As for bugs, choosing a path that is both visible and well worn will reduce the cost to fix and the chance of issues. The game changer in layers is open source and community contributions to build not just a single isolated layer, but a network of tools, documentation, examples, tests, and integrations for that layer. When adding a closed-source vendor to a stack, you need to trust the vendor completely to provide all of those things. Some vendors earned this trust while others became notorious for abandoning their platform or selling half-baked promises. This is no different than picking a community for support in the long term. In the short term the fear is that without paying an external vendor for immediate support, the number of things that can go wrong in any of these layers increases with the number of layers. The reasoning is obvious, more code more bugs! The reality is that your own abandoned code is more likely to have problems as it generally wasn’t a fit for purpose as a packaged library. If you go and stay on this path of building small customization on top of popular components, your odds of running into a problem in any component are slim. It’s when you think that you can fork and customize without cost and support that things can fall off a cliff of maintaining other people’s code.
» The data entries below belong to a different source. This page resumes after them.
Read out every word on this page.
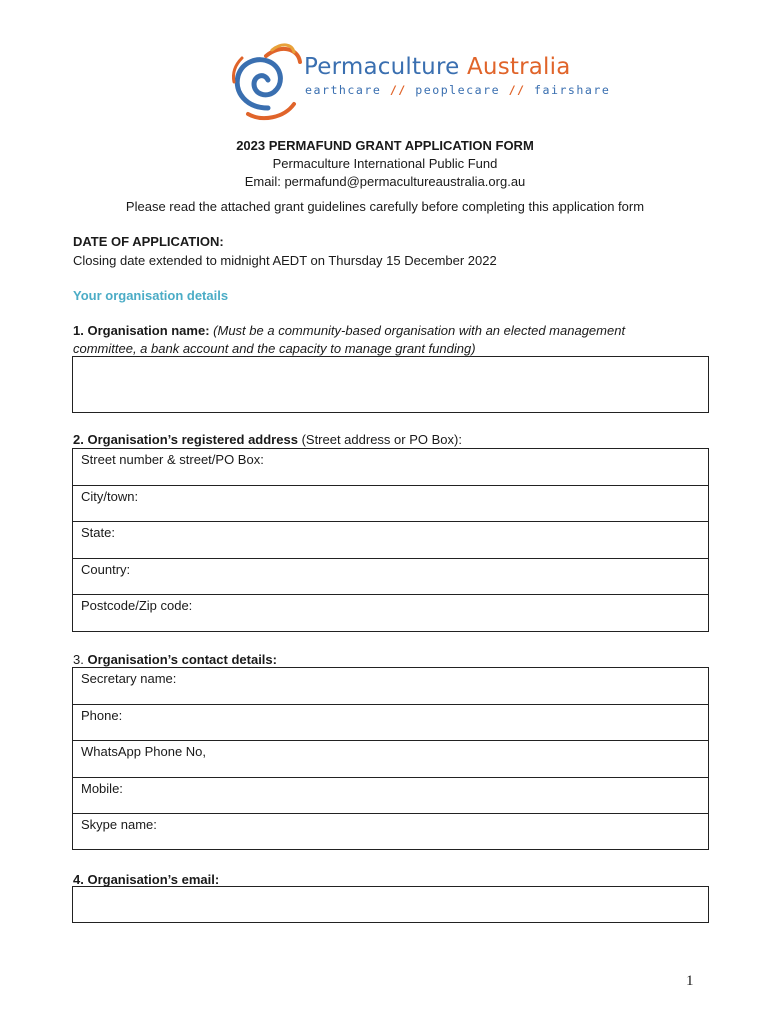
Permaculture Australia
earthcare // peoplecare // fairshare
2023 PERMAFUND GRANT APPLICATION FORM
Permaculture International Public Fund
Email: permafund@permacultureaustralia.org.au
Please read the attached grant guidelines carefully before completing this application form
DATE OF APPLICATION:
Closing date extended to midnight AEDT on Thursday 15 December 2022
Your organisation details
1. Organisation name: (Must be a community-based organisation with an elected management
committee, a bank account and the capacity to manage grant funding)
2. Organisation’s registered address (Street address or PO Box):
Street number & street/PO Box:
City/town:
State:
Country:
Postcode/Zip code:
3. Organisation’s contact details:
Secretary name:
Phone:
WhatsApp Phone No,
Mobile:
Skype name:
4. Organisation’s email:
1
People who are used to stacks without good package support freak out when they see the sea of packages required to the most trivial tasks in a modern environment. The reason for this fear is because they’ve had serious problems maintaining their own packaging systems and can hardly imagine how this tower survives at all. And yet it does, with far more stability than I’ve seen most enterprise build and dependent systems provide. Most bugs aren’t technical in nature, it’s not that it doesn’t do what was expected, it’s a misunderstood requirement. An external layer might not do what you expect in some circumstance, but how different is that than not knowing what it should do in case you didn’t test against? Instead of writing the code and the tests, with an external layer you really just need to test it against your requirements.


I love platform-level customization. It’s rewarding in a creative way where banging your head against someone else’s layer isn’t. The problem is that it’s only rewarding in the short term. Once you start on the lonely road of customization and eschewing modern stacks for legacy reasons it becomes harder and harder to dig out of it. Any modernization project then isn’t an upgrade, it’s a total revolution. You’ve had to build your own platform that integrates with nothing out in the modern tech world, so there’s no way out and everything looks worse than just sticking with making minor improvements by yourself.